Jumat, Oktober 09, 2009

301. Alasan Mendasar Untuk Berbahagia

Sabtu, 10 Oktober 2009

Bacaan : Lk 11, 27 - 28

Tentu mengejutkan mengetahui bahwa Yesus seolah menyangkal tentang posisi penting ibuNya berkaitan dengan keberadaan dan karyaNya. Secara tersurat, kita merasa bahwa Yesus tak menganggap betapa pentingnya hubungan alamiah antara Dia sebagai anak dan Maria sebagai ibu yang mengandung, melahirkan dan menyusui Dia.
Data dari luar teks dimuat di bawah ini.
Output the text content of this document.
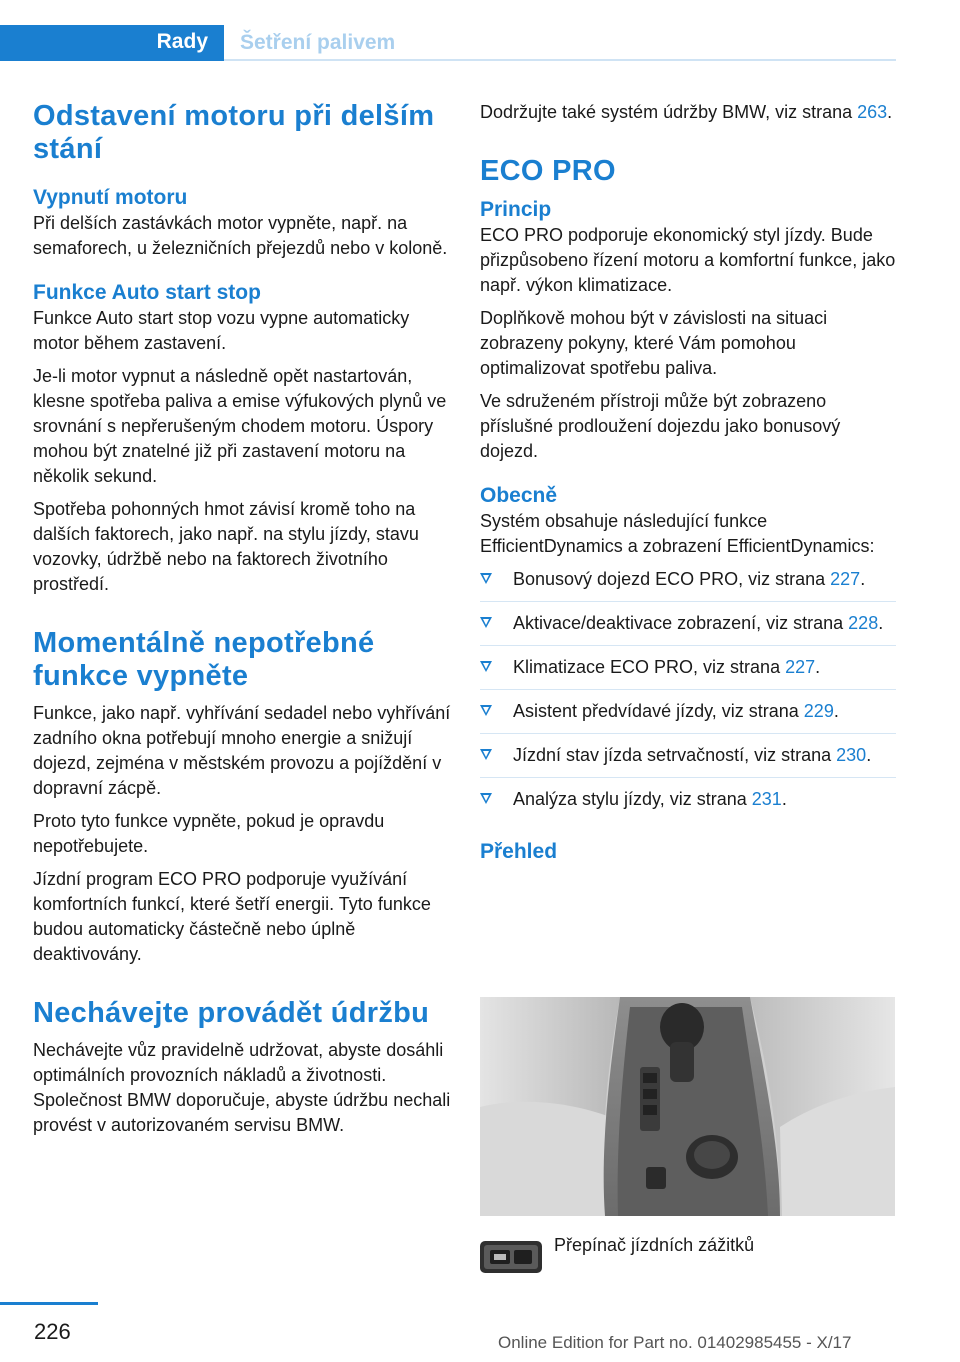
Rady	Šetření palivem
Odstavení motoru při delším stání
Vypnutí motoru

Při delších zastávkách motor vypněte, např. na semaforech, u železničních přejezdů nebo v koloně.

Funkce Auto start stop

Funkce Auto start stop vozu vypne automaticky motor během zastavení.

Je-li motor vypnut a následně opět nastartován, klesne spotřeba paliva a emise výfukových plynů ve srovnání s nepřerušeným chodem motoru. Úspory mohou být znatelné již při zastavení motoru na několik sekund.

Spotřeba pohonných hmot závisí kromě toho na dalších faktorech, jako např. na stylu jízdy, stavu vozovky, údržbě nebo na faktorech životního prostředí.

Momentálně nepotřebné funkce vypněte

Funkce, jako např. vyhřívání sedadel nebo vyhřívání zadního okna potřebují mnoho energie a snižují dojezd, zejména v městském provozu a pojíždění v dopravní zácpě.

Proto tyto funkce vypněte, pokud je opravdu nepotřebujete.

Jízdní program ECO PRO podporuje využívání komfortních funkcí, které šetří energii. Tyto funkce budou automaticky částečně nebo úplně deaktivovány.

Nechávejte provádět údržbu

Nechávejte vůz pravidelně udržovat, abyste dosáhli optimálních provozních nákladů a životnosti. Společnost BMW doporučuje, abyste údržbu nechali provést v autorizovaném servisu BMW.

Dodržujte také systém údržby BMW, viz strana 263.

ECO PRO
Princip

ECO PRO podporuje ekonomický styl jízdy. Bude přizpůsobeno řízení motoru a komfortní funkce, jako např. výkon klimatizace.

Doplňkově mohou být v závislosti na situaci zobrazeny pokyny, které Vám pomohou optimalizovat spotřebu paliva.

Ve sdruženém přístroji může být zobrazeno příslušné prodloužení dojezdu jako bonusový dojezd.

Obecně

Systém obsahuje následující funkce EfficientDynamics a zobrazení EfficientDynamics:

Bonusový dojezd ECO PRO, viz strana 227.
Aktivace/deaktivace zobrazení, viz strana 228.
Klimatizace ECO PRO, viz strana 227.
Asistent předvídavé jízdy, viz strana 229.
Jízdní stav jízda setrvačností, viz strana 230.
Analýza stylu jízdy, viz strana 231.
Přehled
Přepínač jízdních zážitků
226	Online Edition for Part no. 01402985455 - X/17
Kita tangkap kesan ini ketika membaca perikop Injil yang sangat singkat hari ini. Injil mengisahkannya demikian, "Ketika Yesus masih berbicara, berserulah seorang perempuan dari antara orang banyak dan berkata kepada-Nya: "Berbahagialah ibu yang telah mengandung Engkau dan susu yang telah menyusui Engkau." Tetapi Ia berkata: "Yang berbahagia ialah mereka yang mendengarkan firman Allah dan yang memeliharanya."
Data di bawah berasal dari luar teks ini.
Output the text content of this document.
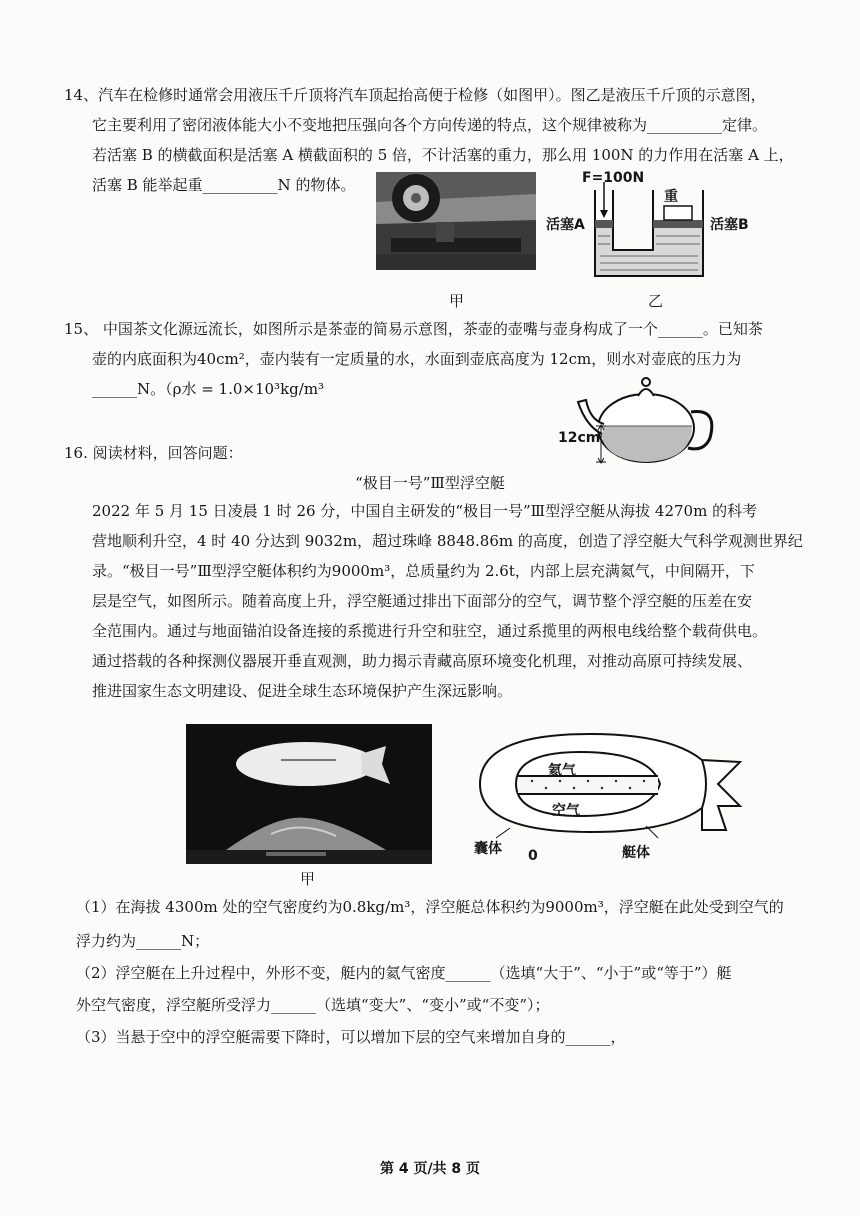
14、汽车在检修时通常会用液压千斤顶将汽车顶起抬高便于检修（如图甲）。图乙是液压千斤顶的示意图，
它主要利用了密闭液体能大小不变地把压强向各个方向传递的特点，这个规律被称为__________定律。
若活塞 B 的横截面积是活塞 A 横截面积的 5 倍，不计活塞的重力，那么用 100N 的力作用在活塞 A 上，
活塞 B 能举起重__________N 的物体。
甲
F=100N
重
活塞A	活塞B
乙
15、 中国茶文化源远流长，如图所示是茶壶的简易示意图，茶壶的壶嘴与壶身构成了一个______。已知茶
壶的内底面积为40cm²，壶内装有一定质量的水，水面到壶底高度为 12cm，则水对壶底的压力为
______N。（ρ水 = 1.0×10³kg/m³
12cm
16. 阅读材料，回答问题：
“极目一号”Ⅲ型浮空艇
2022 年 5 月 15 日凌晨 1 时 26 分，中国自主研发的“极目一号”Ⅲ型浮空艇从海拔 4270m 的科考
营地顺利升空，4 时 40 分达到 9032m，超过珠峰 8848.86m 的高度，创造了浮空艇大气科学观测世界纪
录。“极目一号”Ⅲ型浮空艇体积约为9000m³，总质量约为 2.6t，内部上层充满氦气，中间隔开，下
层是空气，如图所示。随着高度上升，浮空艇通过排出下面部分的空气，调节整个浮空艇的压差在安
全范围内。通过与地面锚泊设备连接的系揽进行升空和驻空，通过系揽里的两根电线给整个载荷供电。
通过搭载的各种探测仪器展开垂直观测，助力揭示青藏高原环境变化机理，对推动高原可持续发展、
推进国家生态文明建设、促进全球生态环境保护产生深远影响。
甲
氦气
空气
囊体 0	艇体
（1）在海拔 4300m 处的空气密度约为0.8kg/m³，浮空艇总体积约为9000m³，浮空艇在此处受到空气的
浮力约为______N；
（2）浮空艇在上升过程中，外形不变，艇内的氦气密度______（选填“大于”、“小于”或“等于”）艇
外空气密度，浮空艇所受浮力______（选填“变大”、“变小”或“不变”）；
（3）当悬于空中的浮空艇需要下降时，可以增加下层的空气来增加自身的______，
第 4 页/共 8 页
Apakah Yesus sungguh menganggap remeh peran ibuNya sendiri? Apakah Ia memang tak menganggap penting peran ibuNya dalam karya dan hidupNya? Kalau kita menelusuri kisah-kisah Injil berkaitan dengan kehadiran Maria, sang ibu dan Yesus sendiri, kita bisa saja membenarkan hal itu. Kita tentu ingat bagaimana ia menjawab ibuNya ketika Dia dicari di bait Allah saat berusia 12 tahun. Juga bagaimana Ia menjawab sang ibu di Kana ketika mujisat air menjadi anggur. Dan hari ini ketika seorang memuji ibuNya, tatkala mengagumi Dia yang lagi mengajar banyak orang. Kita bertanya, sungguhkah Ia meremehkan hubungan alamiah diriNya sebagai anak dan Maria sebagai ibuNya?

Rupanya bukan itu yang menjadi konsern utama di sini. Bukannya soal hubungan kekeluargaanlah sebagai sumber kebahagiaan Yesus yang dipandang sebagai penting tetapi kebahagiaan yang lebih besar yang bakal dimiliki semua yang mengimani SabdaNya. Yesus menempatkan di sini soal alasan paling mendasar untuk berbahagia dalam hidup yang berhubungan dengan mendengarkan Sabda Tuhan dan melaksanakanNya.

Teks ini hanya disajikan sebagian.